Slows prostate tumor growth
Currently, dutasteride (commonly sold under the brand name Avodart) is used to shrink enlarged prostates. But the new study shows that it also slows the growth of early stage prostate cancer, eliminating the need for aggressive treatment in men with low-risk prostate cancer.
Even better, in the final check done by researchers three years after the men were first recruited into the study, one-sixth of the 300 participants had biopsies that showed absolutely no sign of the cancer
For the study, published Jan. 23 in the journal The Lancet, Canadian researchers followed 300 men, 48 to 82 years old, with low risk prostate cancer being watched actively by their doctors.
Half the men were given a daily placebo, while the other half took 0.5 mg of dutasteride a day for three years, the study’s duration.

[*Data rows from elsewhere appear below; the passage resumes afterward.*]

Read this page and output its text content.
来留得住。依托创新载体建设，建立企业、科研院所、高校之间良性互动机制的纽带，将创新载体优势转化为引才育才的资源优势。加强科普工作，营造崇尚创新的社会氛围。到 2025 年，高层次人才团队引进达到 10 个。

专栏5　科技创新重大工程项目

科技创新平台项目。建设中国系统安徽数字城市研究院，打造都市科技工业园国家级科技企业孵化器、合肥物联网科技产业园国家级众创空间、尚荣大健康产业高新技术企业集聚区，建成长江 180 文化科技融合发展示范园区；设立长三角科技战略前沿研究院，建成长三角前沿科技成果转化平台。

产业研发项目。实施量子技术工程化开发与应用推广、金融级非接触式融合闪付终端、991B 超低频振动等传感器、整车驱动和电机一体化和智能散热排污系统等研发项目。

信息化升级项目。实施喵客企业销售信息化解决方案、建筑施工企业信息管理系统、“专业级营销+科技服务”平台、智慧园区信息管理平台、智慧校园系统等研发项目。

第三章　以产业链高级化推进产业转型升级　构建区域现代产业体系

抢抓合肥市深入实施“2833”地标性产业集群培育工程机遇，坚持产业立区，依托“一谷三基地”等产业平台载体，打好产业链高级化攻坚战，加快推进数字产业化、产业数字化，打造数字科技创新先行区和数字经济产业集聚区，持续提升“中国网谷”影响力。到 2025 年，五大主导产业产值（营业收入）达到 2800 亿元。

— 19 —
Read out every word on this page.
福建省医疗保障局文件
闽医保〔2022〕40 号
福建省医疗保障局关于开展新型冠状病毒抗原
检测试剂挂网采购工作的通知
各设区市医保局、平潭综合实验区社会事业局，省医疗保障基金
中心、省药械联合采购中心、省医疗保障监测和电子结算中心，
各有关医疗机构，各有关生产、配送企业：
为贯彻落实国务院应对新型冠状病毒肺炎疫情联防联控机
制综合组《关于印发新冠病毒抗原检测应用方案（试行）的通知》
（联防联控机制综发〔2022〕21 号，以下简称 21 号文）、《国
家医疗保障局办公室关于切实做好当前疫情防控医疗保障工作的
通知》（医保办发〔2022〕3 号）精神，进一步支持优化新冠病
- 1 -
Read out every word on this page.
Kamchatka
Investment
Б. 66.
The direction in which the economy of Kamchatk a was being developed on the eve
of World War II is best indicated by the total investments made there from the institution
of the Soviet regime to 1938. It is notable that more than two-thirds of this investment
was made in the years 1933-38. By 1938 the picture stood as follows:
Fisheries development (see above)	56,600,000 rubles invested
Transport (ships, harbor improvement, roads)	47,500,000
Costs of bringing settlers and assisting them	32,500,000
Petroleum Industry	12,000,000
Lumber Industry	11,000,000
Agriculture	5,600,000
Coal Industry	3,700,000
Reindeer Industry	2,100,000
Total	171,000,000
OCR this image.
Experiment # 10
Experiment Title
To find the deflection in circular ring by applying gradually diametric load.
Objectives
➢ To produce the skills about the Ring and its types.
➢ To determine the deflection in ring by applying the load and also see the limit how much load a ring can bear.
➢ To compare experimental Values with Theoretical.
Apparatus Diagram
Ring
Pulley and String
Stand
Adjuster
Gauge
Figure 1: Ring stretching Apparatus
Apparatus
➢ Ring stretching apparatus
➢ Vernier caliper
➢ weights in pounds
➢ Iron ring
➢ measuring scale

The men then underwent biopsies at 18 months and three years later to measure their disease progression. The researchers found that more cancer patients that received dutasteride improved at a higher rate than those given a placebo:
• 48 percent of those given the placebo experienced disease progression
• 38 per cent of the men receiving dutasteride experienced disease progression
Additionally, men treated with dutasteride were more likely to have no cancer detected in their final biopsy. In 50 of the men on the dutasteride group, doctors could find no cancer, compared to 31 men in the placebo group.
The study doesn’t mean that the drug saves lives, since there were no prostate cancer-related deaths during the study, nor were there any instances of disease spread.
But at best, the study means that anxious men diagnosed with prostate cancer can take action without putting themselves at risk for impotence and incontinence—and men taking the medication did report less anxiety in questionnaires throughout the study, compared with those given placebo.
“This drug may not save a life, but it will prevent men whose cancer will pose no long-term risk, stave off surgery or radiation or treatment with side effects,” says the study’s lead investigator, Dr. Neil Fleshner of Princess Margaret Hospital and the University of Toronto in Canada.